In materia di pubblico impiego privatizzato, dove la legge e la contrattazione collettiva predeterminano tutti gli elementi essenziali del contratto, come la qualifica, le mansioni, il trattamento economico e normativo e il periodo di prova, non sono ravvisabili ostacoli alla tutela costitutiva invocata dal lavoratore - iscritto nelle liste di avviamento obbligatorio e risultato idoneo al collocamento - dovendosi solo valutare, con accertamento di fatto riservato al giudice del merito, se siano o meno praticabili “ragionevoli accomodamenti” per rendere concretamente compatibile l’ambiente lavorativo con le limitazioni funzionali del lavoratore disabile.

Il giudice può, quindi, imporre al datore di lavoro pubblico l’esecuzione del contratto di lavoro con il disabile che rientra tra le assunzioni obbligatorie.
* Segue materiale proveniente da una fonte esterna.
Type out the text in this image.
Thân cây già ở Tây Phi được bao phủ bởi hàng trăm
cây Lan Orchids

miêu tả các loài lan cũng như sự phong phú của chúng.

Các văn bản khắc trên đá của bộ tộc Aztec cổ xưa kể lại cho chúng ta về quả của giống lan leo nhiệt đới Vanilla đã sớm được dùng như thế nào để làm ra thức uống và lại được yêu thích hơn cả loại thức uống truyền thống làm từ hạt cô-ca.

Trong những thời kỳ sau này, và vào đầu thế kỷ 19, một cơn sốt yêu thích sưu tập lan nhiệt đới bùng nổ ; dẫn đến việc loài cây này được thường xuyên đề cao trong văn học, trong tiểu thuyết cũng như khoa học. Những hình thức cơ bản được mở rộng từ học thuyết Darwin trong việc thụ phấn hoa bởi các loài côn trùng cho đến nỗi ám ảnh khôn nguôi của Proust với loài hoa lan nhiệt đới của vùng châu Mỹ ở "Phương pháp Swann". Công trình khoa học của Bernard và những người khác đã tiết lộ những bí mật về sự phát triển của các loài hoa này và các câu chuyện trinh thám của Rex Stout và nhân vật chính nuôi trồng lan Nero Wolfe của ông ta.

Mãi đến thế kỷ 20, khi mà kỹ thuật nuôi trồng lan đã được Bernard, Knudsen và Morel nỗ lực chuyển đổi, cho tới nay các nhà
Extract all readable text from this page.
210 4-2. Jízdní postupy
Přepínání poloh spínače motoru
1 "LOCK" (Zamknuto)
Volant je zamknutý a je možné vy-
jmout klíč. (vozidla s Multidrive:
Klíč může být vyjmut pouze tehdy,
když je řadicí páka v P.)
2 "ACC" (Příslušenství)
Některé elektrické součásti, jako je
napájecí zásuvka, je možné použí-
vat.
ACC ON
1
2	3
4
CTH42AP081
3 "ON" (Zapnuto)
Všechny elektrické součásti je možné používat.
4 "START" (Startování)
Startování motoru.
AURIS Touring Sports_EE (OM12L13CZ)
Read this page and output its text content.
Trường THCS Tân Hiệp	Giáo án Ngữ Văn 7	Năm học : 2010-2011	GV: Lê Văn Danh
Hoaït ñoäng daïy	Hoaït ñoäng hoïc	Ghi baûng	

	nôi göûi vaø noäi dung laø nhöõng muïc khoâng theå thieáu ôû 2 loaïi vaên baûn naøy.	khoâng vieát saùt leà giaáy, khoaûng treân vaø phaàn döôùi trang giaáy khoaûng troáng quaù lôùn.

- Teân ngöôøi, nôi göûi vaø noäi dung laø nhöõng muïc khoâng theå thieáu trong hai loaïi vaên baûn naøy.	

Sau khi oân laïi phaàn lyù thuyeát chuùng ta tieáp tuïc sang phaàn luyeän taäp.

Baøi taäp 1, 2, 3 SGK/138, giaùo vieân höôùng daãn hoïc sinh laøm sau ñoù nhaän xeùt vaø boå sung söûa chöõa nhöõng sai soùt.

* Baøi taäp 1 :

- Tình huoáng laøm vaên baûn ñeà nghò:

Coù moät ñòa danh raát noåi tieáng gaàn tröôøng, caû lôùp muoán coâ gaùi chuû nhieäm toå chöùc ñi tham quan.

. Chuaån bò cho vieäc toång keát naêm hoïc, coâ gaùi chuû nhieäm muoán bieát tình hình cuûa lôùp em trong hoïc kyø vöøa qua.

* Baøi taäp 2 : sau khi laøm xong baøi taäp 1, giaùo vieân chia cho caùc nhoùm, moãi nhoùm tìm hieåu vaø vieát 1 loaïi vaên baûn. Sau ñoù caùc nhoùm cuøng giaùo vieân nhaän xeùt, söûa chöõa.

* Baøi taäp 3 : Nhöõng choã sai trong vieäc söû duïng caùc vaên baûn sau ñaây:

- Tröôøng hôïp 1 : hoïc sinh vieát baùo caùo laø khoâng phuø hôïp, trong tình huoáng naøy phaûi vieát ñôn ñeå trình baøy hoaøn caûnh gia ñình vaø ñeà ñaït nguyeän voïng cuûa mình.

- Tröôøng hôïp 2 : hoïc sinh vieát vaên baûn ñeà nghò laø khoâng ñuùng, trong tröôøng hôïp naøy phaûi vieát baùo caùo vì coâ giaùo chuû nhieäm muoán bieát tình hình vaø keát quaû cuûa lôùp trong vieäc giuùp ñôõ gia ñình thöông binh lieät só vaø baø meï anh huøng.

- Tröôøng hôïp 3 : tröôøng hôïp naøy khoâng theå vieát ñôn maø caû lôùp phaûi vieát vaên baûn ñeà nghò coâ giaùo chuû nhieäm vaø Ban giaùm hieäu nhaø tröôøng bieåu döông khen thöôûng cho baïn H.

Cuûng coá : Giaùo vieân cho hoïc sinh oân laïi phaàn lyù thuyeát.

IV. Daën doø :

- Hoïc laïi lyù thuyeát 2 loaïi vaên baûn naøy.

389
E non configura impedimento ad assumere la decisione la circostanza che siano da definire alcune modalità di esecuzione della prestazione che tengano conto delle specifiche condizioni e attitudini del soggetto affetto da handicap. Le limitazioni in sé della prestazione che concretamente ci si può attendere dal disabile non giustificano la mancata esecuzione del contratto in base a decisione del giudice.

La posizione della Suprema corte

La Corte di cassazione ha perciò annullato - con la sentenza n. 5048/2024 - la decisione di appello che aveva ritenuto di non poter imporre a norma dell’articolo 2932 del Codice civile l’assunzione del lavoratore disabile da parte dell’azienda ospedaliera, in quanto la stessa Ctu aveva affermato l’inidoneità del lavoratore ad avere contatto con gli ammalati anche a fini di tutela della sua stessa tutela personale. Ma tali prescrizioni cautelative non rendono indefinita la prestazione lavorativa rendendo inapplicabile la tutela costitutiva ex articolo 63 Dlgs 165/2001 invocata dal lavoratore, iscritto nelle liste di avviamento obbligatorio e risultato idoneo al collocamento, dovendosi solo valutare, con accertamento di fatto riservato al giudice del merito, se siano o meno praticabili “ragionevoli accomodamenti”, nel rispetto dei principi stabiliti dalla direttiva 2000/78/Ce, per rendere concretamente compatibile l’ambiente lavorativo con le limitazioni funzionali del lavoratore disabile. La Cassazione boccia l’affermazione della sentenza annullata secondo cui «compete alla sola parte datoriale ogni valutazione circa l’utilità economica e organizzativa di avvalersi di un operatore socio sanitario che non può fare uso di strumentazione e non può avere contatto con gli ammalati». Il giudice di merito può valutare la misura dell’”accomodamento”, in quanto si tratta dell’interazione fra una persona individuata anche con le sue limitazioni funzionali e lo specifico ambiente di lavoro. Giudizio in concreto che non ammette generalizzazioni, e dove la regola della ragionevolezza ne è il criterio guida in base al principio fondamnetale della solidarietà sociale.

L’annullamento della sentenza di secondo grado

I giudici di merito non si sono attenuti ai principi focalizzati della Cassazione che rinvia la decisione chiarendo che data per assodata l’idoneità del ricorrente al lavoro per cui è stato avviato, in base alla legge 68/1999, andrà ora verificato se, in presenza della predetrminazione di tutti gli elementi essenziali del rapporto (mansioni, retribuzione e qualifica), si possa procedere tenendo conto degli esiti deella Ctu alla costituzione del rapporto di pubblico impiego.